Experiment client: BURRP! Food delivery.

Apr 26 · 4 min read

Project: IOS mobile application

This project is an experiment that is conducted by Pineapple Studio. This experiment does not intend to indicate an association with the brand in any manner.

About the company

BURRP is a restaurant recommendation engine that is functional across multiple cities in India. It provides its users with offers that are in association with various restaurants. The user can book and visit a restaurant after a comprehensive view of its cuisine, recommended dishes, etc.

The challenge

The challenge was to design a new application that would allow the users to order via the BURRP application. This required comprehensive research of the users who were used to ordering food via their mobile. Every user perceives the application differently based on their requirements. The idea was to maneuver through the state of mind of each persona and create an optimum solution for ordering food.
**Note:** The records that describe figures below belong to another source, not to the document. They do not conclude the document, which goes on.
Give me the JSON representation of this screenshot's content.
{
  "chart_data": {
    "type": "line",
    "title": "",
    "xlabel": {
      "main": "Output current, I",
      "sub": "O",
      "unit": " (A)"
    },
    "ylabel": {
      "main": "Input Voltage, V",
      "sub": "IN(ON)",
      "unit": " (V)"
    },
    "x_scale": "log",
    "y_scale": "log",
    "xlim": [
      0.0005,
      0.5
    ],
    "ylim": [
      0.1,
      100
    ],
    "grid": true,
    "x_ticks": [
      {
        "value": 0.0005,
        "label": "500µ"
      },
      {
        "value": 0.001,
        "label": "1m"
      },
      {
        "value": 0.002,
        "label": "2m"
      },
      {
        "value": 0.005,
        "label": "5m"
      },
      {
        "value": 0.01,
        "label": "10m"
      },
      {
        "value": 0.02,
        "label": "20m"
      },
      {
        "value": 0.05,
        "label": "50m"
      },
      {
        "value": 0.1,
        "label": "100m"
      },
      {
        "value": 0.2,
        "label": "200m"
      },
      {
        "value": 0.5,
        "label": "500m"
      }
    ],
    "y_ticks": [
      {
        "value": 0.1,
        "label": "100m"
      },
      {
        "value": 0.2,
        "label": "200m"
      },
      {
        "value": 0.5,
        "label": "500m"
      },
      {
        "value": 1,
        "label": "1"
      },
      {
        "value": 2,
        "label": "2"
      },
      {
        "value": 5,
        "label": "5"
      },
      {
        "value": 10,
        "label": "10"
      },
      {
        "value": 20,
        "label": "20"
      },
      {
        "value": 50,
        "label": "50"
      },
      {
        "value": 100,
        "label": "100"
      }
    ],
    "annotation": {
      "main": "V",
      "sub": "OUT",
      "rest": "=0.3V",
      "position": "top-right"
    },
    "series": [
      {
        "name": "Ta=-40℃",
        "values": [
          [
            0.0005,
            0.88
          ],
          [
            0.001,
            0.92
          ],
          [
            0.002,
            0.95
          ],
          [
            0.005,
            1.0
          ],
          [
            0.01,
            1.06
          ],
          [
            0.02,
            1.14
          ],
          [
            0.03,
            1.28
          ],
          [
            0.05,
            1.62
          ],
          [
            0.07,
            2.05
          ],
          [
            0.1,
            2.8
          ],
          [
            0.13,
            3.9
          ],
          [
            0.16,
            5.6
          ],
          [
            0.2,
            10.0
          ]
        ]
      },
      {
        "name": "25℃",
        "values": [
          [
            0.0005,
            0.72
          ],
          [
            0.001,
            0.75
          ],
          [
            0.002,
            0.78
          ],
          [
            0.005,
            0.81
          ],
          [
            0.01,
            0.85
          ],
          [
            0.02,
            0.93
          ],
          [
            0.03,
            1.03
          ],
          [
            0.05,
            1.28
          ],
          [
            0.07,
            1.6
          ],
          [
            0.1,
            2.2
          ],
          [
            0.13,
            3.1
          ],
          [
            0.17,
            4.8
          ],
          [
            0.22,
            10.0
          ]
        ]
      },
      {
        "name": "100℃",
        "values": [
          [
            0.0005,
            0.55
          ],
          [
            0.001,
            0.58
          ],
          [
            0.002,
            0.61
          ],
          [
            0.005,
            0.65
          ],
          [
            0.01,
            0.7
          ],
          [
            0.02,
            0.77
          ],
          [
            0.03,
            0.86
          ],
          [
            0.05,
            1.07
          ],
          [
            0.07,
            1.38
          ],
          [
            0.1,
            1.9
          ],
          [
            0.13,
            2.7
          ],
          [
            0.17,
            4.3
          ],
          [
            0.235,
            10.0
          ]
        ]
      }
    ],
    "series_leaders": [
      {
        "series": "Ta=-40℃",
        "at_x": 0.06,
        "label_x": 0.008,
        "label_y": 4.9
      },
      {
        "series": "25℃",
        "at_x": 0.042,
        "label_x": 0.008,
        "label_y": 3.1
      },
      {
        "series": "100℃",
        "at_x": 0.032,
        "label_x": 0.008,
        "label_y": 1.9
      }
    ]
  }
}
Designing the user flow for a user who browses through restaurants available in their area, checks what they offer, chooses the desired dishes and places an order.

Our process

Research and discovery

We conducted user research with a small sample size of 51 users to see if they could confirm our hypothesis of the mistakes made by food delivery apps. We observed that food-delivery apps had to be focused on users who order everyday to twice a month. However, new users could not be neglected as they formed the base to improve conversion rates. Every response was unique providing divergent ideas that could be used across the platform.


Based on the responses, we narrowed down the audience to people who consistently use the delivery apps to get food quickly. The audience requires quick navigation spanning across every filter and doesn’t want to spend a lot of time on the application as they become indecisive over a period of time.

Survey results


The designs take a straightforward approach and show off multiple feature recommendations based on the survey. The designs had to be clear and concise, making the user interaction seamless. The experience had to be explicitly thought through to enhance the usability of the application. Adding features that would be relevant to the responses received would improve click-through rates and customer retention.
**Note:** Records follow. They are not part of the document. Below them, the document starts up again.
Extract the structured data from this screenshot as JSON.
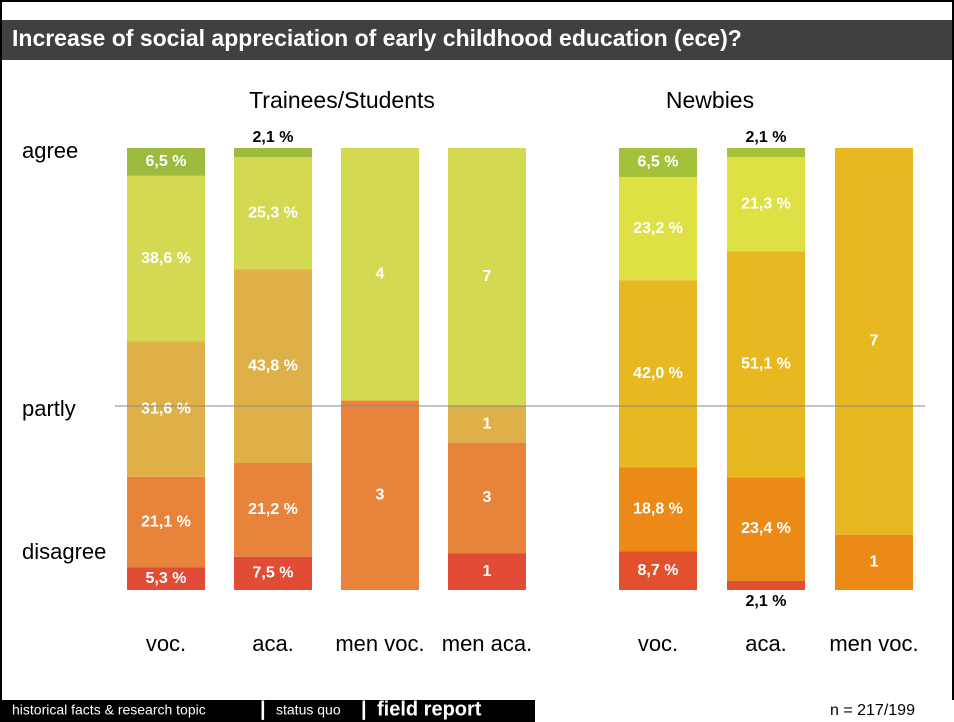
{
  "chart_data": {
    "type": "stacked-bar",
    "title": "Increase of social appreciation of early childhood education (ece)?",
    "scale_labels": [
      "agree",
      "partly",
      "disagree"
    ],
    "groups": [
      {
        "title": "Trainees/Students",
        "categories": [
          "voc.",
          "aca.",
          "men voc.",
          "men aca."
        ],
        "series": [
          {
            "color": "#9dbb3f",
            "values": [
              6.5,
              2.1,
              null,
              null
            ],
            "value_labels": [
              "6,5 %",
              "2,1 %",
              null,
              null
            ]
          },
          {
            "color": "#d3da52",
            "values": [
              38.6,
              25.3,
              4,
              7
            ],
            "value_labels": [
              "38,6 %",
              "25,3 %",
              null,
              null
            ]
          },
          {
            "color": "#dfb048",
            "values": [
              31.6,
              43.8,
              null,
              1
            ],
            "value_labels": [
              "31,6 %",
              "43,8 %",
              null,
              null
            ]
          },
          {
            "color": "#e8833c",
            "values": [
              21.1,
              21.2,
              3,
              3
            ],
            "value_labels": [
              "21,1 %",
              "21,2 %",
              null,
              null
            ]
          },
          {
            "color": "#e04c36",
            "values": [
              5.3,
              7.5,
              null,
              1
            ],
            "value_labels": [
              "5,3 %",
              "7,5 %",
              null,
              null
            ]
          }
        ]
      },
      {
        "title": "Newbies",
        "categories": [
          "voc.",
          "aca.",
          "men voc."
        ],
        "series": [
          {
            "color": "#a3c23a",
            "values": [
              6.5,
              2.1,
              null
            ],
            "value_labels": [
              "6,5 %",
              "2,1 %",
              null
            ]
          },
          {
            "color": "#dfe044",
            "values": [
              23.2,
              21.3,
              null
            ],
            "value_labels": [
              "23,2 %",
              "21,3 %",
              null
            ]
          },
          {
            "color": "#e8b820",
            "values": [
              42.0,
              51.1,
              7
            ],
            "value_labels": [
              "42,0 %",
              "51,1 %",
              null
            ]
          },
          {
            "color": "#ec8a18",
            "values": [
              18.8,
              23.4,
              1
            ],
            "value_labels": [
              "18,8 %",
              "23,4 %",
              null
            ]
          },
          {
            "color": "#e3502e",
            "values": [
              8.7,
              2.1,
              null
            ],
            "value_labels": [
              "8,7 %",
              "2,1 %",
              null
            ]
          }
        ]
      }
    ]
  },
  "footer": {
    "items": [
      "historical facts & research topic",
      "|",
      "status quo",
      "|",
      "field report"
    ],
    "note": "n = 217/199"
  }
}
Iteration was made over the food apps existing in the markets and the following logical features were included.

  1. Food delivery time — The time in which the food was delivered is crucial as it serves as a decision-maker at times.
  2. Quantity of food in cart — This would essentially let the person know the serving size of the food in the cart. Users tend to order more/less food. This feature would stop the hassle of over/under-eating.
  3. Data based recommendations — Users usually have specific food types that they prefer or even dietary regulations. Why not display the recommendations based on their past orders?
  4. Change for Cash on delivery orders — A simple feature that asks the delivery executive to get change for a specific denomination so that the order is delivered seamlessly with the required change.